Lieve God, lieve Vader, liefste Broeder, dank voor wat U mij deed en doet,
zo geduldig, zo genadig, zo vol liefde wonder na wonder, U bent zo goed.

Zachtjes lokte U met liefde, jaarlijks deed U mij een wonder en ik zag,
totdat alles weer verdonkerde, waarna U wéér een wonder gaf.
Langzaam ging ik zien en horen, leerde beetje bij beetje erin te geloven
dat U echt in alles rijkelijk voorziet, al ging het mijn verstand te boven.

Maandelijks deed U mij een wonder, voerde met mij het gevecht
tegen al het liefdeloze in mijn verleden dat mij zo had neergedrukt.
Tegen de angst ook om te leven: het was het duister haast gelukt.
Toen ik eindelijk zag en hoorde, groeide het wonder van geloof.
Menig wonder echter redeneerde ik weg, zodoende hield ik me doof
voor de vragen die U stelde; liefhebbend wees U me niet eens terecht!

Als een kitten in mijn nekvel gegrepen, stribbelde ik zo heftig tegen,
maar U omarmde mij en hebt me wekelijks een wonder gegeven.
U was zo’n vasthoudend minnaar, ik kreeg U boven alles lief.
U was zo zacht, zo mild, zo teder, reinigde van alle grief.
U leidde tot vergeving, vulde mijn leegte zoals niets of niemand kon,
U maakte dag van alle zwarte nachten, U rees op als Enige Zon.

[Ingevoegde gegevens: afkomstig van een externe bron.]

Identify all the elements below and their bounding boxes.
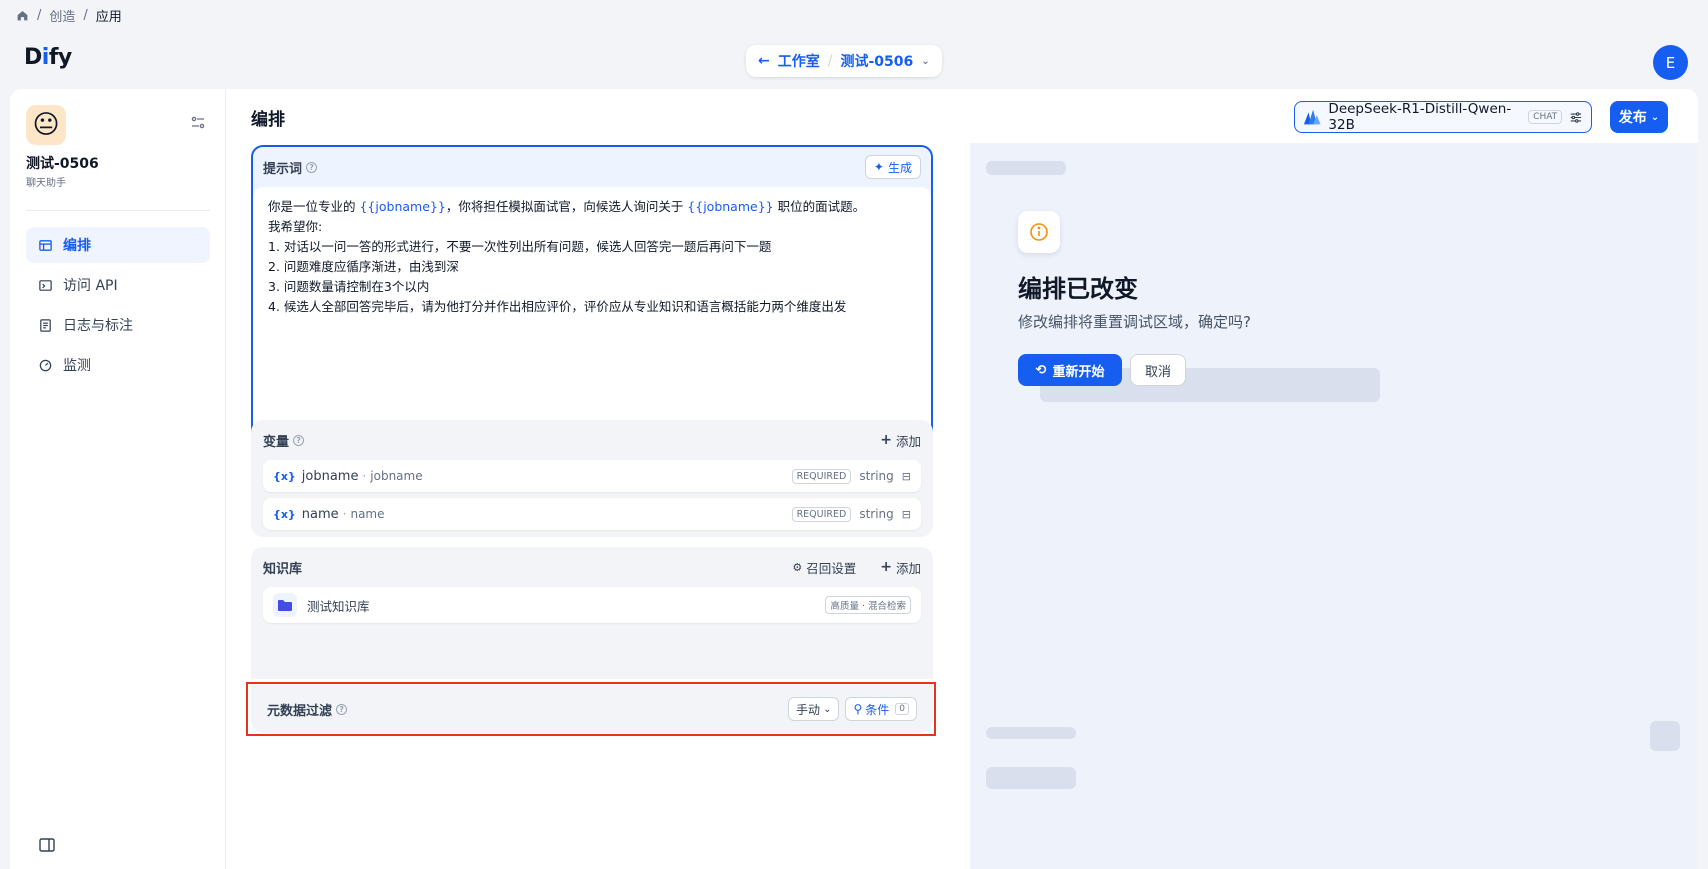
prompt-line: 4. 候选人全部回答完毕后，请为他打分并作出相应评价，评价应从专业知识和语言概括… <box>268 299 847 314</box>
restart-button[interactable]: ⟲ 重新开始 <box>1018 354 1122 386</box>
variable-chip: {{jobname}} <box>359 199 446 214</box>
knowledge-item[interactable]: 测试知识库 高质量 · 混合检索 <box>263 587 921 623</box>
knowledge-panel: 知识库 ⚙ 召回设置 + 添加 测试知识库 高质量 · 混合检索 <box>251 547 933 679</box>
sidebar-divider <box>26 210 210 211</box>
prompt-editor: 提示词? ✦ 生成 你是一位专业的 {{jobname}}，你将担任模拟面试官，… <box>251 145 933 447</box>
dify-logo[interactable]: Dify <box>24 45 72 70</box>
sidebar-item-monitor[interactable]: 监测 <box>26 347 210 383</box>
workspace-nav: ← 工作室 / 测试-0506 ⌄ <box>746 45 942 77</box>
user-avatar[interactable]: E <box>1653 45 1688 80</box>
model-selector[interactable]: DeepSeek-R1-Distill-Qwen-32B CHAT <box>1294 101 1592 133</box>
add-knowledge-button[interactable]: + 添加 <box>880 558 921 577</box>
help-icon[interactable]: ? <box>293 434 305 446</box>
required-badge: REQUIRED <box>791 506 852 522</box>
prompt-line: 我希望你: <box>268 219 323 234</box>
sidebar-collapse-icon[interactable] <box>38 836 56 854</box>
variables-panel: 变量? + 添加 {x} jobname · jobname REQUIRED s… <box>251 420 933 537</box>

U deed dagelijks een wonder, ik zong steeds meer Uw liefdeslied.
Uw Zijn, ik kan en wil niet meer zonder, anders verzink ik in het niet.
Soms moet ik vernemen dat mijn zingen, in de vroege morgenstond,
niet ieder past die slapend wil blijven rusten, Uw gezangen uit mijn mond
verstoren degenen met gesloten ogen, woelend in hun bedsteespond.
Lieve Here, moet ik dan zwijgen, nu ik jubel, als een vogel tierelier
van het licht dat U laat schijnen over het nutteloos ondermaans vertier?

Alle uren
doet U mij wonderen, mijn mond loopt over,
omdat U mijn hart zo vult. Snoer mijn schrille fluiten,
hoor mijn bede: "Met de slapers, heb geduld!"

Elke seconde
is een wonder, vorm mijn lied
tot een zo'n welluidend getuigenis dat ieder
die het hoort in het vroegst ontwaken
Uw liefdevol, stralend Zonlicht ziet.

(2004) “Waar het hart vol van is, loopt de mond van over.”
"Kennend geloof is nog geen bevrijdend, reddend geloof, ervaringen met God opdoen wél."